Douglas Fairbanks spent six years making feature-length light comedies, mainly playing a semi-typical middle-class young man on a series of adventures. Once he made The Mark of Zorro, there was no turning back to that format. The five- or six-reel non-slapstick comedy genre did not end when Doug moved into costume pictures, but its discussion usually ends there.
The fun-filled hour-long feature-length comedy featuring someone who was not immediately recognizable by their hat, mustache, or unique body language had a second heyday. From the early 1920s through the end of the silent era, comedians like Reginald Denny, Johnny Hines and Douglas MacLean made and released films on a similar release schedule to that of Keaton and Lloyd, usually two a year and sometimes three.

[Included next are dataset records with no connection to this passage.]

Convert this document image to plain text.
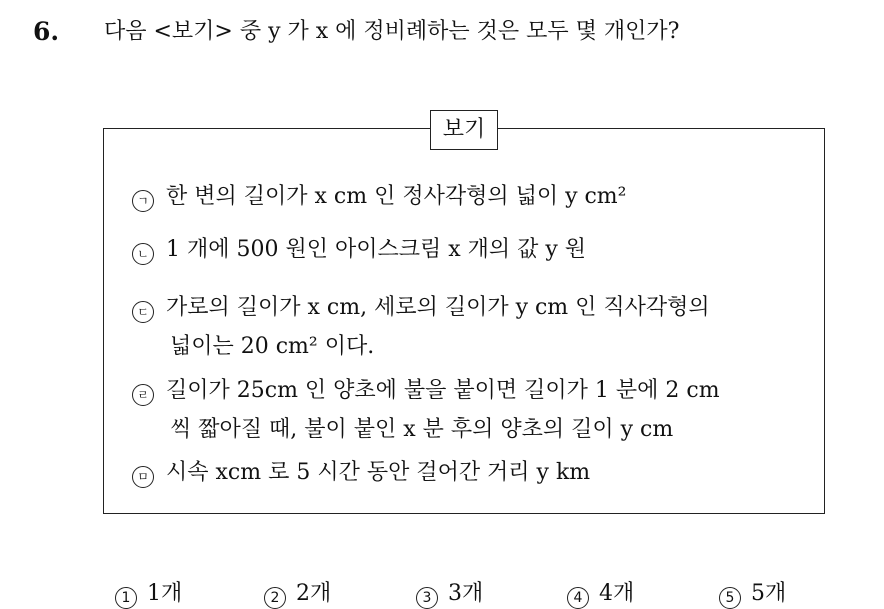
6. 다음 <보기> 중 y 가 x 에 정비례하는 것은 모두 몇 개인가?
보기
ㄱ 한 변의 길이가 x cm 인 정사각형의 넓이 y cm²
ㄴ 1 개에 500 원인 아이스크림 x 개의 값 y 원
ㄷ 가로의 길이가 x cm, 세로의 길이가 y cm 인 직사각형의
넓이는 20 cm² 이다.
ㄹ 길이가 25cm 인 양초에 불을 붙이면 길이가 1 분에 2 cm
씩 짧아질 때, 불이 붙인 x 분 후의 양초의 길이 y cm
ㅁ 시속 xcm 로 5 시간 동안 걸어간 거리 y km
1 1개	2 2개	3 3개	4 4개	5 5개
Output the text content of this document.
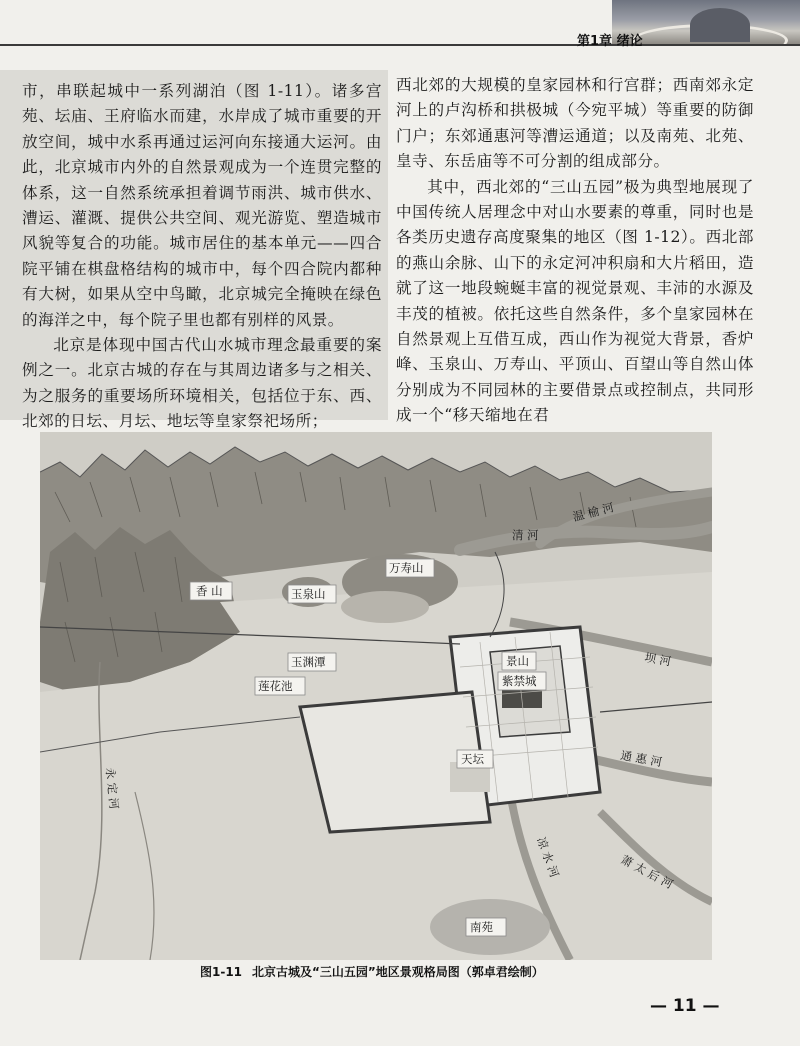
第1章 绪论

市，串联起城中一系列湖泊（图 1-11）。诸多宫苑、坛庙、王府临水而建，水岸成了城市重要的开放空间，城中水系再通过运河向东接通大运河。由此，北京城市内外的自然景观成为一个连贯完整的体系，这一自然系统承担着调节雨洪、城市供水、漕运、灌溉、提供公共空间、观光游览、塑造城市风貌等复合的功能。城市居住的基本单元——四合院平铺在棋盘格结构的城市中，每个四合院内都种有大树，如果从空中鸟瞰，北京城完全掩映在绿色的海洋之中，每个院子里也都有别样的风景。

北京是体现中国古代山水城市理念最重要的案例之一。北京古城的存在与其周边诸多与之相关、为之服务的重要场所环境相关，包括位于东、西、北郊的日坛、月坛、地坛等皇家祭祀场所；

西北郊的大规模的皇家园林和行宫群；西南郊永定河上的卢沟桥和拱极城（今宛平城）等重要的防御门户；东郊通惠河等漕运通道；以及南苑、北苑、皇寺、东岳庙等不可分割的组成部分。

其中，西北郊的“三山五园”极为典型地展现了中国传统人居理念中对山水要素的尊重，同时也是各类历史遗存高度聚集的地区（图 1-12）。西北部的燕山余脉、山下的永定河冲积扇和大片稻田，造就了这一地段蜿蜒丰富的视觉景观、丰沛的水源及丰茂的植被。依托这些自然条件，多个皇家园林在自然景观上互借互成，西山作为视觉大背景，香炉峰、玉泉山、万寿山、平顶山、百望山等自然山体分别成为不同园林的主要借景点或控制点，共同形成一个“移天缩地在君

香 山	玉泉山
万寿山
清 河
温 榆 河
坝 河
玉渊潭
莲花池
景山
紫禁城
通 惠 河
天坛
凉 水 河	萧 太 后 河
南苑
永 定 河
图1-11 北京古城及“三山五园”地区景观格局图（郭卓君绘制）
— 11 —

These were the comedy features you went to see while you were waiting for Buster or Harold (or even Charlie) to have a new picture ready. It’s the type of film Paramount had Arbuckle grinding out for about a year, and which Monty Banks tried his hand at in the late 1920s.
Walter Kerr’s The Silent Clowns (Knopf, 1975) devotes a chapter to the work of these gentlemen and their female counterparts such as Dorothy Gish and Bebe Daniels. Johnny Hines’ films have seen a little circulation, as some of them are in the public domain, although some of the better ones are under copyright by Warner Bros., as they were released by First National. MacLean’s films were released by Paramount, but most of them are either lost or survive in incomplete form or at foreign archives. Denny’s survive thanks to having been “accidentally preserved” by being released on 16mm for the home rental market by the Universal Show-at-Home LIbrary, and couple have been restored recently by Universal. Dorothy Gish’s films are lost. The Bebe Daniels films are hard to find, but a couple are around.
This genre of silent comedy features that grew out of Triangle hiring Douglas Fairbanks to adapt his stage hit “The Lamb” and recreate his role in it survived another seven or eight years after Zorro, and are ripe for rediscovery. When they’ve been shown in recent years, they’ve gone over exceptionally well. The hit of last year’s Mostly Lost workshop was a screening of the Bebe Daniels Señorita (1927), which survives at the Royal Belgian Film Archive archive in an excellent 35mm print with French titles.